HONG KONG (Reuters) - A company linked to U.S. President Donald Trump has been granted approval from the Chinese territory of Macau for additional trademarks, including casino services, to develop the "Trump" brand in the world's biggest gambling center.
DTTM Operations LLC, which listed the address of Trump Tower on Fifth Avenue in New York, received four trademark approvals on June 7, online documents from the Macau government show. They include real estate services, construction and development, hotel property, food and beverage and conference facilities.
Trump, a wealthy real estate developer with a sprawling business empire, has said that he has handed over his business interests to a trust overseen by one of his sons and a Trump Organization executive. However, he remains linked to the trust financially.
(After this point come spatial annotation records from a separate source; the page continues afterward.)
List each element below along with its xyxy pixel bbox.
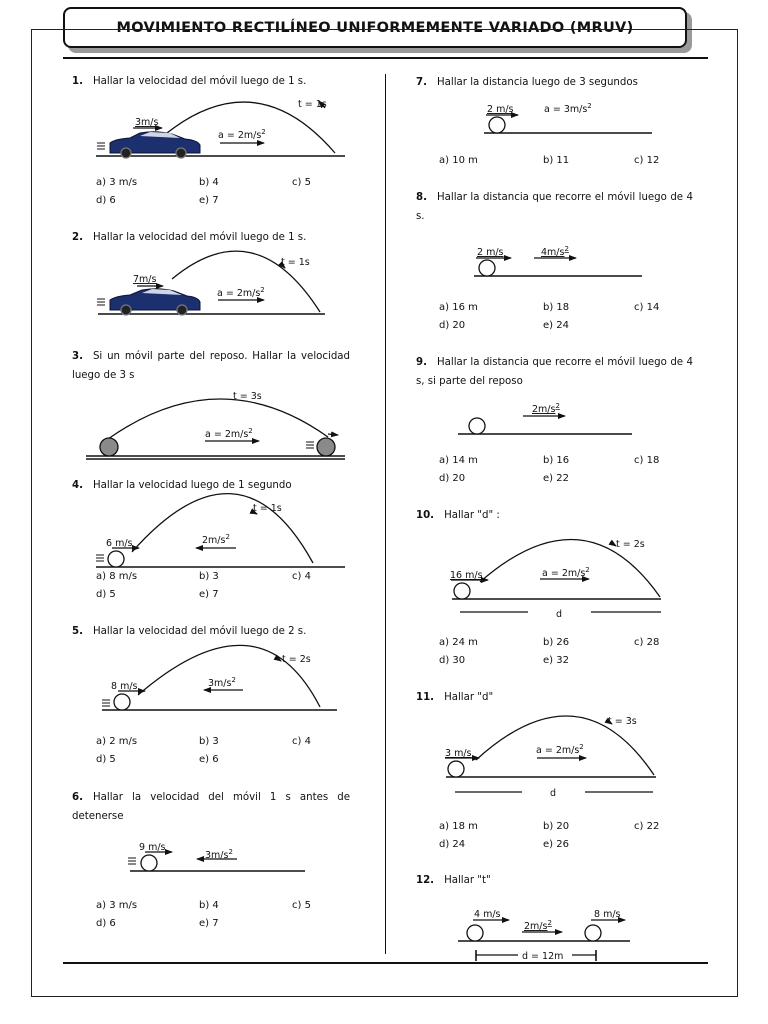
trajectory-arc <box>132 494 313 563</box>
speed-lines-icon <box>96 555 104 561</box>
option: e) 7 <box>199 589 219 600</box>
page-title: MOVIMIENTO RECTILÍNEO UNIFORMEMENTE VARIADO (MRUV) <box>116 19 634 36</box>
option: b) 4 <box>199 900 219 911</box>
ball-icon <box>489 117 505 133</box>
problem-number: 4. <box>72 480 83 491</box>
option: d) 6 <box>96 918 116 929</box>
figure-7 <box>484 115 652 133</box>
time-label: t = 1s <box>281 257 310 268</box>
time-label: t = 2s <box>616 539 645 550</box>
problem-number: 9. <box>416 357 427 368</box>
option: e) 22 <box>543 473 569 484</box>
problem-text: Hallar la velocidad del móvil luego de 2 s. <box>92 626 307 637</box>
option: a) 3 m/s <box>96 900 138 911</box>
problem-text: Hallar "d" : <box>444 510 500 521</box>
acceleration-label: $a = 2m/s^2$ <box>536 743 584 756</box>
acceleration-label: $a = 2m/s^2$ <box>217 286 265 299</box>
option: a) 3 m/s <box>96 177 138 188</box>
acceleration-label: $a = 2m/s^2$ <box>218 128 266 141</box>
velocity-label: 8 m/s <box>111 681 138 692</box>
option: c) 4 <box>292 736 311 747</box>
ball-icon <box>479 260 495 276</box>
velocity-label: 6 m/s <box>106 538 133 549</box>
option: e) 7 <box>199 195 219 206</box>
figure-4 <box>96 494 345 567</box>
ball-icon <box>467 925 483 941</box>
option: a) 8 m/s <box>96 571 138 582</box>
option: a) 2 m/s <box>96 736 138 747</box>
ball-icon <box>114 694 130 710</box>
figure-8 <box>474 258 642 276</box>
acceleration-label: $a = 2m/s^2$ <box>205 427 253 440</box>
problem-text: Hallar la velocidad del móvil luego de 1 s. <box>92 232 307 243</box>
option: e) 32 <box>543 655 569 666</box>
time-label: t = 2s <box>282 654 311 665</box>
option: b) 20 <box>543 821 570 832</box>
speed-lines-icon <box>306 442 314 448</box>
option: a) 10 m <box>439 155 478 166</box>
velocity-label: 7m/s <box>133 274 157 285</box>
problem-text: Hallar la distancia que recorre el móvil luego de 4 s. <box>416 192 693 222</box>
problem-text: Hallar "d" <box>444 692 494 703</box>
option: e) 24 <box>543 320 569 331</box>
problem-number: 8. <box>416 192 427 203</box>
car-icon <box>110 289 200 315</box>
problem-text: Hallar "t" <box>444 875 491 886</box>
option: b) 18 <box>543 302 570 313</box>
velocity-label: 2 m/s <box>477 247 504 258</box>
acceleration-label: $4m/s^2$ <box>541 245 569 258</box>
problem-text: Hallar la distancia que recorre el móvil luego de 4 s, si parte del reposo <box>416 357 693 387</box>
velocity-label: 16 m/s <box>450 570 483 581</box>
ball-icon <box>141 855 157 871</box>
problem-text: Hallar la velocidad luego de 1 segundo <box>92 480 292 491</box>
ball-icon <box>469 418 485 434</box>
speed-lines-icon <box>97 143 105 149</box>
velocity-label: 9 m/s <box>139 842 166 853</box>
option: b) 3 <box>199 571 219 582</box>
acceleration-label: $2m/s^2$ <box>202 533 230 546</box>
time-label: t = 1s <box>298 99 327 110</box>
option: c) 18 <box>634 455 660 466</box>
option: c) 4 <box>292 571 311 582</box>
acceleration-label: $a = 3m/s^2$ <box>544 102 592 115</box>
problem-number: 7. <box>416 77 427 88</box>
acceleration-label: $3m/s^2$ <box>208 676 236 689</box>
velocity-label: 8 m/s <box>594 909 621 920</box>
problem-number: 11. <box>416 692 435 703</box>
option: c) 28 <box>634 637 660 648</box>
acceleration-label: $3m/s^2$ <box>205 848 233 861</box>
option: b) 16 <box>543 455 570 466</box>
velocity-label: 3m/s <box>135 117 159 128</box>
time-label: t = 3s <box>233 391 262 402</box>
acceleration-label: $2m/s^2$ <box>524 919 552 932</box>
option: d) 20 <box>439 320 466 331</box>
option: a) 16 m <box>439 302 478 313</box>
problem-number: 1. <box>72 76 83 87</box>
option: b) 11 <box>543 155 570 166</box>
option: c) 5 <box>292 177 311 188</box>
option: c) 14 <box>634 302 660 313</box>
option: c) 5 <box>292 900 311 911</box>
option: d) 5 <box>96 589 116 600</box>
speed-lines-icon <box>102 700 110 706</box>
ball-icon <box>108 551 124 567</box>
acceleration-label: $a = 2m/s^2$ <box>542 566 590 579</box>
option: a) 14 m <box>439 455 478 466</box>
distance-label: d <box>550 788 557 799</box>
option: d) 5 <box>96 754 116 765</box>
option: e) 26 <box>543 839 569 850</box>
option: c) 22 <box>634 821 660 832</box>
option: e) 7 <box>199 918 219 929</box>
option: c) 12 <box>634 155 660 166</box>
option: d) 30 <box>439 655 466 666</box>
problem-text: Hallar la velocidad del móvil luego de 1 s. <box>92 76 307 87</box>
option: e) 6 <box>199 754 219 765</box>
problem-number: 5. <box>72 626 83 637</box>
arc-arrow <box>328 434 338 435</box>
option: a) 24 m <box>439 637 478 648</box>
velocity-label: 4 m/s <box>474 909 501 920</box>
distance-label: d = 12m <box>522 951 564 962</box>
speed-lines-icon <box>128 858 136 864</box>
diagram-labels <box>106 99 645 962</box>
ball-icon <box>100 438 118 456</box>
speed-lines-icon <box>97 299 105 305</box>
time-label: t = 3s <box>608 716 637 727</box>
problem-text: Hallar la velocidad del móvil 1 s antes de detenerse <box>72 792 350 822</box>
velocity-label: 3 m/s <box>445 748 472 759</box>
acceleration-label: $2m/s^2$ <box>532 402 560 415</box>
problem-number: 10. <box>416 510 435 521</box>
problem-number: 6. <box>72 792 83 803</box>
option: a) 18 m <box>439 821 478 832</box>
car-icon <box>110 132 200 158</box>
ball-icon <box>317 438 335 456</box>
figure-9 <box>458 416 632 434</box>
problem-number: 12. <box>416 875 435 886</box>
ball-icon <box>585 925 601 941</box>
problem-text: Hallar la distancia luego de 3 segundos <box>436 77 638 88</box>
option: b) 3 <box>199 736 219 747</box>
problem-number: 2. <box>72 232 83 243</box>
option: d) 24 <box>439 839 466 850</box>
option: d) 20 <box>439 473 466 484</box>
ball-icon <box>448 761 464 777</box>
ball-icon <box>454 583 470 599</box>
time-label: t = 1s <box>253 503 282 514</box>
distance-label: d <box>556 609 563 620</box>
velocity-label: 2 m/s <box>487 104 514 115</box>
option: b) 4 <box>199 177 219 188</box>
option: b) 26 <box>543 637 570 648</box>
option: d) 6 <box>96 195 116 206</box>
problem-number: 3. <box>72 351 83 362</box>
problem-text: Si un móvil parte del reposo. Hallar la velocidad luego de 3 s <box>72 351 350 381</box>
Trump's trademarks in Macau date back to 2005, when he has registered under the names Donald J Trump, DTTM and Trump Companhia Limitada.
There is currently no Trump-branded property or casino facilities in the southern Chinese enclave where U.S. billionaires Sheldon Adelson and Steve Wynn have their multibillion dollar lavish gambling forts.
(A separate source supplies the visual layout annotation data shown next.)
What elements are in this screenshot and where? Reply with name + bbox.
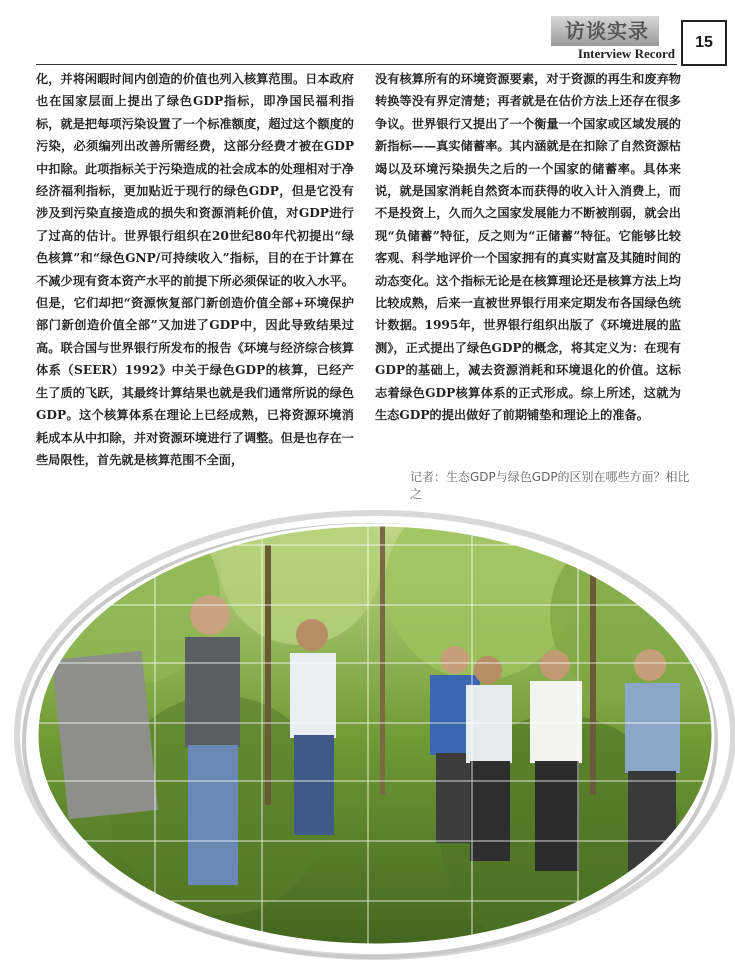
page-number: 15 (681, 20, 727, 66)
right-column-text: 没有核算所有的环境资源要素，对于资源的再生和废弃物转换等没有界定清楚；再者就是在估价方法上还存在很多争议。世界银行又提出了一个衡量一个国家或区域发展的新指标——真实储蓄率。其内涵就是在扣除了自然资源枯竭以及环境污染损失之后的一个国家的储蓄率。具体来说，就是国家消耗自然资本而获得的收入计入消费上，而不是投资上，久而久之国家发展能力不断被削弱，就会出现“负储蓄”特征，反之则为“正储蓄”特征。它能够比较客观、科学地评价一个国家拥有的真实财富及其随时间的动态变化。这个指标无论是在核算理论还是核算方法上均比较成熟，后来一直被世界银行用来定期发布各国绿色统计数据。1995年，世界银行组织出版了《环境进展的监测》，正式提出了绿色GDP的概念，将其定义为：在现有GDP的基础上，减去资源消耗和环境退化的价值。这标志着绿色GDP核算体系的正式形成。综上所述，这就为生态GDP的提出做好了前期铺垫和理论上的准备。 (375, 72, 681, 423)
field-photo-illustration (0, 505, 735, 975)
person-4 (466, 656, 512, 861)
field-photo (0, 505, 735, 975)
right-column (375, 68, 681, 427)
left-column (36, 68, 354, 471)
left-column-text: 化，并将闲暇时间内创造的价值也列入核算范围。日本政府也在国家层面上提出了绿色GDP指标，即净国民福利指标，就是把每项污染设置了一个标准额度，超过这个额度的污染，必须编列出改善所需经费，这部分经费才被在GDP中扣除。此项指标关于污染造成的社会成本的处理相对于净经济福利指标，更加贴近于现行的绿色GDP，但是它没有涉及到污染直接造成的损失和资源消耗价值，对GDP进行了过高的估计。世界银行组织在20世纪80年代初提出“绿色核算”和“绿色GNP/可持续收入”指标，目的在于计算在不减少现有资本资产水平的前提下所必须保证的收入水平。但是，它们却把“资源恢复部门新创造价值全部+环境保护部门新创造价值全部”又加进了GDP中，因此导致结果过高。联合国与世界银行所发布的报告《环境与经济综合核算体系（SEER）1992》中关于绿色GDP的核算，已经产生了质的飞跃，其最终计算结果也就是我们通常所说的绿色GDP。这个核算体系在理论上已经成熟，已将资源环境消耗成本从中扣除，并对资源环境进行了调整。但是也存在一些局限性，首先就是核算范围不全面， (36, 72, 354, 467)
header-divider (36, 64, 677, 65)
reporter-question: 记者：生态GDP与绿色GDP的区别在哪些方面？相比之 (410, 470, 690, 501)
person-5 (530, 650, 582, 871)
page-header (0, 6, 735, 66)
section-title: 访谈实录 (551, 16, 659, 46)
section-subtitle: Interview Record (577, 46, 675, 61)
Macau's casino operators, which also include Galaxy Entertainment Group, Melco Resorts, SJM Holdings and MGM China, have reaped billions of dollars from Macau's casino boom. Gambling revenues in the special administrative region belonging to China surged by more that seven times that of Las Vegas' prior to 2014.
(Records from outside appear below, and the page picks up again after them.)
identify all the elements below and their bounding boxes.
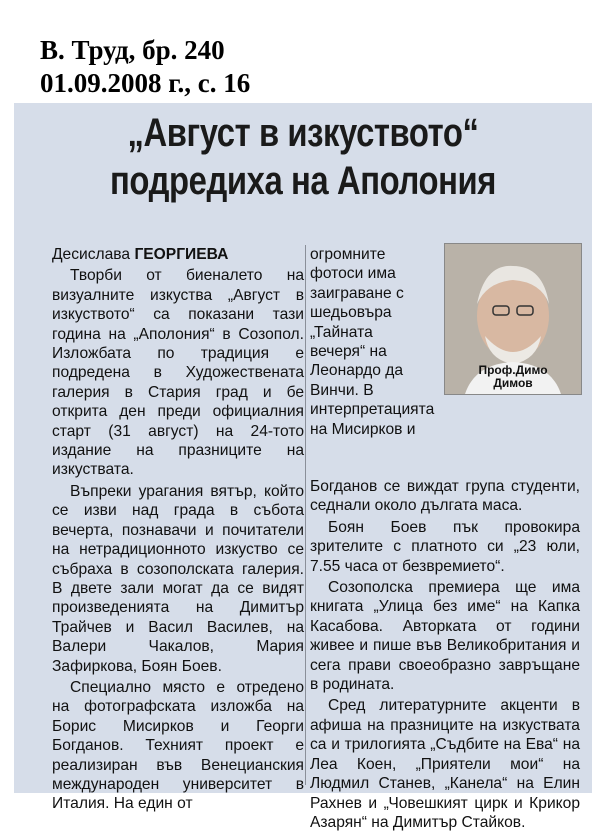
byline: [52, 245, 304, 264]
title-line-1: „Август в изкуството“: [127, 111, 479, 155]
column-divider: [305, 245, 306, 785]
caption-line-2: Димов: [493, 376, 533, 390]
article-column-1: [52, 245, 304, 816]
portrait-photo: [444, 243, 582, 395]
paragraph: Сред литературните акценти в афиша на празниците на изкуствата са и трилогията „Съдбите на Ева“ на Леа Коен, „Приятели мои“ на Людмил Станев, „Канела“ на Елин Рахнев и „Човешкият цирк и Крикор Азарян“ на Димитър Стайков.: [310, 697, 580, 831]
source-line-newspaper: В. Труд, бр. 240: [40, 35, 225, 65]
source-line-date: 01.09.2008 г., с. 16: [40, 68, 251, 98]
publication-source: [40, 34, 250, 100]
paragraph: Богданов се виждат група студенти, седнали около дългата маса.: [310, 478, 580, 515]
paragraph: Творби от биеналето на визуалните изкуства „Август в изкуството“ са показани тази година на „Аполония“ в Созопол. Изложбата по традиция е подредена в Художествената галерия в Стария град и бе открита ден преди официалния старт (31 август) на 24-тото издание на празниците на изкуствата.: [52, 267, 304, 479]
paragraph: Специално място е отредено на фотографската изложба на Борис Мисирков и Георги Богданов. Техният проект е реализиран във Венецианския международен университет в Италия. На един от: [52, 678, 304, 813]
author-first-name: Десислава: [52, 246, 131, 263]
paragraph: Въпреки урагания вятър, който се изви над града в събота вечерта, познавачи и почитатели на нетрадиционното изкуство се събраха в созополската галерия. В двете зали могат да се видят произведенията на Димитър Трайчев и Васил Василев, на Валери Чакалов, Мария Зафиркова, Боян Боев.: [52, 482, 304, 675]
photo-caption: [445, 364, 581, 390]
title-line-2: подредиха на Аполония: [110, 159, 496, 203]
paragraph-wrap: огромните фотоси има заиграване с шедьовъра „Тайната вечеря“ на Леонардо да Винчи. В интерпретацията на Мисирков и: [310, 246, 435, 438]
paragraph: Созополска премиера ще има книгата „Улица без име“ на Капка Касабова. Авторката от години живее и пише във Великобритания и сега прави своеобразно завръщане в родината.: [310, 579, 580, 694]
article-title: [66, 109, 540, 205]
newspaper-clipping: [14, 103, 592, 831]
paragraph: Боян Боев пък провокира зрителите с платното си „23 юли, 7.55 часа от безвремието“.: [310, 518, 580, 575]
caption-line-1: Проф.Димо: [478, 363, 548, 377]
author-last-name: ГЕОРГИЕВА: [134, 246, 229, 263]
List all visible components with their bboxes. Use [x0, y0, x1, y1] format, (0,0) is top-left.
Now on a more tempered growth route, Macau's casino industry is still the most sought after destination for operators, despite rival Asian hubs like the Philippines and Singapore posting solid growth, due to its proximity to mainland China.
Macau's casino licenses will start to expire in 2020 and the government has yet to comment on what the new process will be, apart from stating there will likely be a new bidding process.
The government's tough stance in a dispute with land developers is rattling the nerves of casino executives, who say the row points to a likely tougher stance in their own, imminent, talks to renew operating licenses.